Radial multipliers on amalgamated free products of II_1-factors

TL;DR

This paper extends the theory of radial multipliers to amalgamated free products of II_1-factors, establishing conditions for the existence of unique completely bounded maps based on trace-class Hankel matrices.

Contribution

It introduces a new class of radial multipliers on amalgamated free products of II_1-factors, generalizing previous results to a broader algebraic setting.

Findings

Existence of unique completely bounded maps under trace-class Hankel matrix condition.

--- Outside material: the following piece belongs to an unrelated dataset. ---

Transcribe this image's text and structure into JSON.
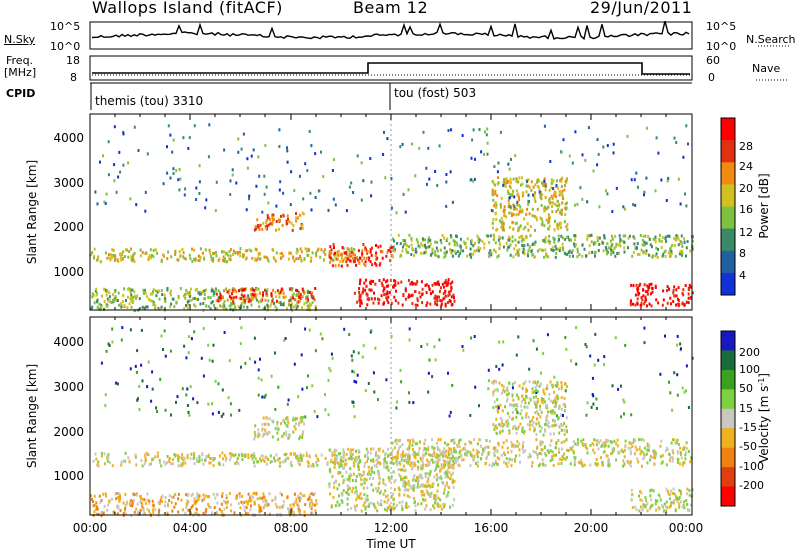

Extension of Haagerup's results to amalgamated free products.

Conditions linking Hankel matrix properties to multiplier boundedness.

Abstract

Let $\mathcal{M}_i$ be a family of $\mathrm{II}_1$-factors, containing a common $\mathrm{II}_1$-subfactor $\mathcal{N}$, such that $[\mathcal{M}_i:\mathcal{N}] \in \mathbb{N}_0$ for all $i$. Furthermore, let $\phi \colon \mathbb{N}_0 \to \mathbb{C}$. We show that if a Hankel matrix related to $\phi$ is trace-class, then there exists a unique completely bounded map $M_\phi$ on the amalgamated free product of the $\mathcal{M}_i$ with amalgamation over $\mathcal{N}$, which acts as an radial multiplier. Hereby we extend a result of U. Haagerup and the author for radial multipliers on reduced free products of unital $C^*$- and von Neumann algebras.